Sadece gazetecilik faaliyeti yapan Önderoğlu, Korur Fincancı ve Nesin’in tutuklanması ülkemizde basın özgürlüğünün olmadığını tartışmasız şekilde ortaya koymuştur. Hayat ve vücut dokunulmazlığına yönelik saldırıların yaşandığı birçok olayda, olaya karışanlara bu ve benzeri muameleler yapılmaz, ilgililer yargılanmaz ya da tutuksuz yargılanırken, söz konusu gazeteci ve insan hakları aktivistlerinin gazetecilik dışında hangi eylemleri gerekçe gösterilerek tutuklandıkları merak konusudur.

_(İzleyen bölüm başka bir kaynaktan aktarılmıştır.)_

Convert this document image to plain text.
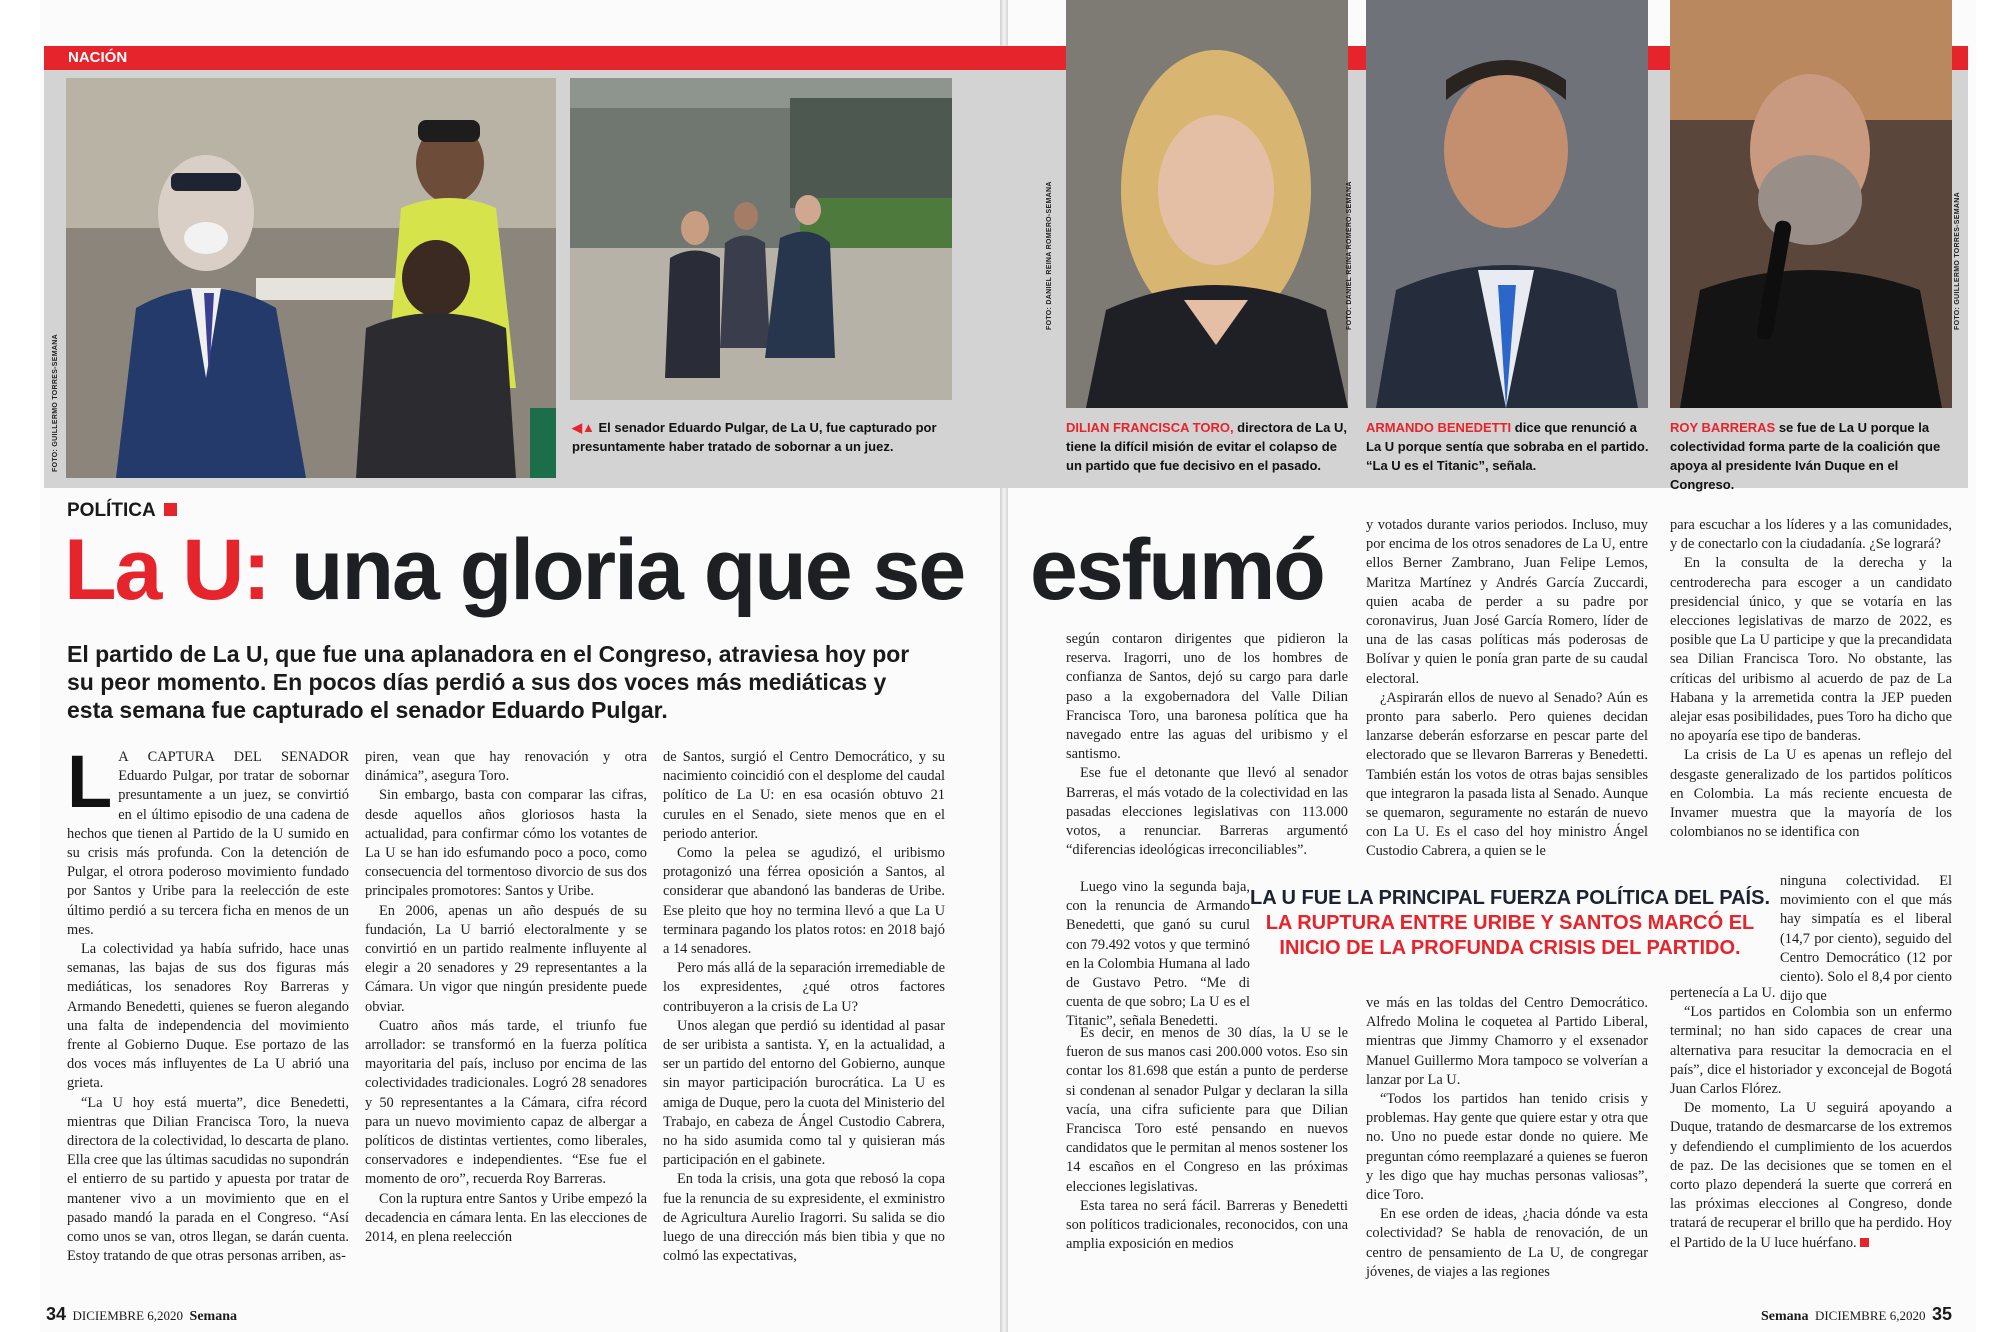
NACIÓN
FOTO: GUILLERMO TORRES-SEMANA	◀▲ El senador Eduardo Pulgar, de La U, fue capturado por presuntamente haber tratado de sobornar a un juez.
POLÍTICA
La U: una gloria que se
El partido de La U, que fue una aplanadora en el Congreso, atraviesa hoy por su peor momento. En pocos días perdió a sus dos voces más mediáticas y esta semana fue capturado el senador Eduardo Pulgar.
L A CAPTURA DEL SENADOR Eduardo Pulgar, por tratar de sobornar presuntamente a un juez, se convirtió en el último episodio de una cadena de hechos que tienen al Partido de la U sumido en su crisis más profunda. Con la detención de Pulgar, el otrora poderoso movimiento fundado por Santos y Uribe para la reelección de este último perdió a su tercera ficha en menos de un mes.

La colectividad ya había sufrido, hace unas semanas, las bajas de sus dos figuras más mediáticas, los senadores Roy Barreras y Armando Benedetti, quienes se fueron alegando una falta de independencia del movimiento frente al Gobierno Duque. Ese portazo de las dos voces más influyentes de La U abrió una grieta.

“La U hoy está muerta”, dice Benedetti, mientras que Dilian Francisca Toro, la nueva directora de la colectividad, lo descarta de plano. Ella cree que las últimas sacudidas no supondrán el entierro de su partido y apuesta por tratar de mantener vivo a un movimiento que en el pasado mandó la parada en el Congreso. “Así como unos se van, otros llegan, se darán cuenta. Estoy tratando de que otras personas arriben, as-

piren, vean que hay renovación y otra dinámica”, asegura Toro.

Sin embargo, basta con comparar las cifras, desde aquellos años gloriosos hasta la actualidad, para confirmar cómo los votantes de La U se han ido esfumando poco a poco, como consecuencia del tormentoso divorcio de sus dos principales promotores: Santos y Uribe.

En 2006, apenas un año después de su fundación, La U barrió electoralmente y se convirtió en un partido realmente influyente al elegir a 20 senadores y 29 representantes a la Cámara. Un vigor que ningún presidente puede obviar.

Cuatro años más tarde, el triunfo fue arrollador: se transformó en la fuerza política mayoritaria del país, incluso por encima de las colectividades tradicionales. Logró 28 senadores y 50 representantes a la Cámara, cifra récord para un nuevo movimiento capaz de albergar a políticos de distintas vertientes, como liberales, conservadores e independientes. “Ese fue el momento de oro”, recuerda Roy Barreras.

Con la ruptura entre Santos y Uribe empezó la decadencia en cámara lenta. En las elecciones de 2014, en plena reelección

de Santos, surgió el Centro Democrático, y su nacimiento coincidió con el desplome del caudal político de La U: en esa ocasión obtuvo 21 curules en el Senado, siete menos que en el periodo anterior.

Como la pelea se agudizó, el uribismo protagonizó una férrea oposición a Santos, al considerar que abandonó las banderas de Uribe. Ese pleito que hoy no termina llevó a que La U terminara pagando los platos rotos: en 2018 bajó a 14 senadores.

Pero más allá de la separación irremediable de los expresidentes, ¿qué otros factores contribuyeron a la crisis de La U?

Unos alegan que perdió su identidad al pasar de ser uribista a santista. Y, en la actualidad, a ser un partido del entorno del Gobierno, aunque sin mayor participación burocrática. La U es amiga de Duque, pero la cuota del Ministerio del Trabajo, en cabeza de Ángel Custodio Cabrera, no ha sido asumida como tal y quisieran más participación en el gabinete.

En toda la crisis, una gota que rebosó la copa fue la renuncia de su expresidente, el exministro de Agricultura Aurelio Iragorri. Su salida se dio luego de una dirección más bien tibia y que no colmó las expectativas,

34 DICIEMBRE 6,2020 Semana
FOTO: DANIEL REINA ROMERO-SEMANA
DILIAN FRANCISCA TORO, directora de La U, tiene la difícil misión de evitar el colapso de un partido que fue decisivo en el pasado.
FOTO: DANIEL REINA ROMERO-SEMANA
ARMANDO BENEDETTI dice que renunció a La U porque sentía que sobraba en el partido. “La U es el Titanic”, señala.
FOTO: GUILLERMO TORRES-SEMANA
ROY BARRERAS se fue de La U porque la colectividad forma parte de la coalición que apoya al presidente Iván Duque en el Congreso.
esfumó

según contaron dirigentes que pidieron la reserva. Iragorri, uno de los hombres de confianza de Santos, dejó su cargo para darle paso a la exgobernadora del Valle Dilian Francisca Toro, una baronesa política que ha navegado entre las aguas del uribismo y el santismo.

Ese fue el detonante que llevó al senador Barreras, el más votado de la colectividad en las pasadas elecciones legislativas con 113.000 votos, a renunciar. Barreras argumentó “diferencias ideológicas irreconciliables”.

Luego vino la segunda baja, con la renuncia de Armando Benedetti, que ganó su curul con 79.492 votos y que terminó en la Colombia Humana al lado de Gustavo Petro. “Me di cuenta de que sobro; La U es el Titanic”, señala Benedetti.

Es decir, en menos de 30 días, la U se le fueron de sus manos casi 200.000 votos. Eso sin contar los 81.698 que están a punto de perderse si condenan al senador Pulgar y declaran la silla vacía, una cifra suficiente para que Dilian Francisca Toro esté pensando en nuevos candidatos que le permitan al menos sostener los 14 escaños en el Congreso en las próximas elecciones legislativas.

Esta tarea no será fácil. Barreras y Benedetti son políticos tradicionales, reconocidos, con una amplia exposición en medios

y votados durante varios periodos. Incluso, muy por encima de los otros senadores de La U, entre ellos Berner Zambrano, Juan Felipe Lemos, Maritza Martínez y Andrés García Zuccardi, quien acaba de perder a su padre por coronavirus, Juan José García Romero, líder de una de las casas políticas más poderosas de Bolívar y quien le ponía gran parte de su caudal electoral.

¿Aspirarán ellos de nuevo al Senado? Aún es pronto para saberlo. Pero quienes decidan lanzarse deberán esforzarse en pescar parte del electorado que se llevaron Barreras y Benedetti. También están los votos de otras bajas sensibles que integraron la pasada lista al Senado. Aunque se quemaron, seguramente no estarán de nuevo con La U. Es el caso del hoy ministro Ángel Custodio Cabrera, a quien se le

ve más en las toldas del Centro Democrático. Alfredo Molina le coquetea al Partido Liberal, mientras que Jimmy Chamorro y el exsenador Manuel Guillermo Mora tampoco se volverían a lanzar por La U.

“Todos los partidos han tenido crisis y problemas. Hay gente que quiere estar y otra que no. Uno no puede estar donde no quiere. Me preguntan cómo reemplazaré a quienes se fueron y les digo que hay muchas personas valiosas”, dice Toro.

En ese orden de ideas, ¿hacia dónde va esta colectividad? Se habla de renovación, de un centro de pensamiento de La U, de congregar jóvenes, de viajes a las regiones

para escuchar a los líderes y a las comunidades, y de conectarlo con la ciudadanía. ¿Se logrará?

En la consulta de la derecha y la centroderecha para escoger a un candidato presidencial único, y que se votaría en las elecciones legislativas de marzo de 2022, es posible que La U participe y que la precandidata sea Dilian Francisca Toro. No obstante, las críticas del uribismo al acuerdo de paz de La Habana y la arremetida contra la JEP pueden alejar esas posibilidades, pues Toro ha dicho que no apoyaría ese tipo de banderas.

La crisis de La U es apenas un reflejo del desgaste generalizado de los partidos políticos en Colombia. La más reciente encuesta de Invamer muestra que la mayoría de los colombianos no se identifica con

ninguna colectividad. El movimiento con el que más hay simpatía es el liberal (14,7 por ciento), seguido del Centro Democrático (12 por ciento). Solo el 8,4 por ciento dijo que

pertenecía a La U.

“Los partidos en Colombia son un enfermo terminal; no han sido capaces de crear una alternativa para resucitar la democracia en el país”, dice el historiador y exconcejal de Bogotá Juan Carlos Flórez.

De momento, La U seguirá apoyando a Duque, tratando de desmarcarse de los extremos y defendiendo el cumplimiento de los acuerdos de paz. De las decisiones que se tomen en el corto plazo dependerá la suerte que correrá en las próximas elecciones al Congreso, donde tratará de recuperar el brillo que ha perdido. Hoy el Partido de la U luce huérfano.

LA U FUE LA PRINCIPAL FUERZA POLÍTICA DEL PAÍS.
LA RUPTURA ENTRE URIBE Y SANTOS MARCÓ EL
INICIO DE LA PROFUNDA CRISIS DEL PARTIDO.
Semana DICIEMBRE 6,2020 35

Gazetecilik suç değildir ve olamaz! Önderoğlu, Korur Fincancı, Nesin’e vurulan bu kelepçeyle barış ve demokrasi çabaları zarar görmüş ve ülkemiz özgürlüklerden yana daha da fakirleşmiştir. Gazetecilerin tutuklanmaları uluslararası alanda da Türkiye’nin demokratik yönetimden uzaklaştığının bir delili olarak kabul edilmekte ve derin bir kaygı yaratmaktadır.
Evrensel hukuk ilkelerine uymayan bu uygulamaların hiçbir şekilde kabulü mümkün değildir. Olayın fiili ve hukuki ayrıntılarının kamuoyuna bir an önce açıklanmasını ve tutukluların acilen serbest bırakılmasını diliyoruz. Ülkemizdeki düşünce, ifade ve basın özgürlüğüne yönelik antidemokratik uygulamalara son verilmesini talep ediyor ve mahkemelerimizi devletimizin tarafı olduğu uluslararası insan hakları antlaşmalarının gereklerine uygun davranmaya davet ediyoruz.
Aksi takdirde, ülkemizin temel hak ve özgürlüklere saygılı, demokratik bir ülke olarak değil baskıcı, keyfi, diktatoryal bir sisteme yönelmiş olarak kabulü teyit edilmiş ve toplumdaki sıkışmışlık duygusu pekiştirilmiş olacaktır.
İnsan hak ve özgürlüklerine saygılı, demokratik bir ülkede barış içinde yaşama inancımızı yineliyoruz.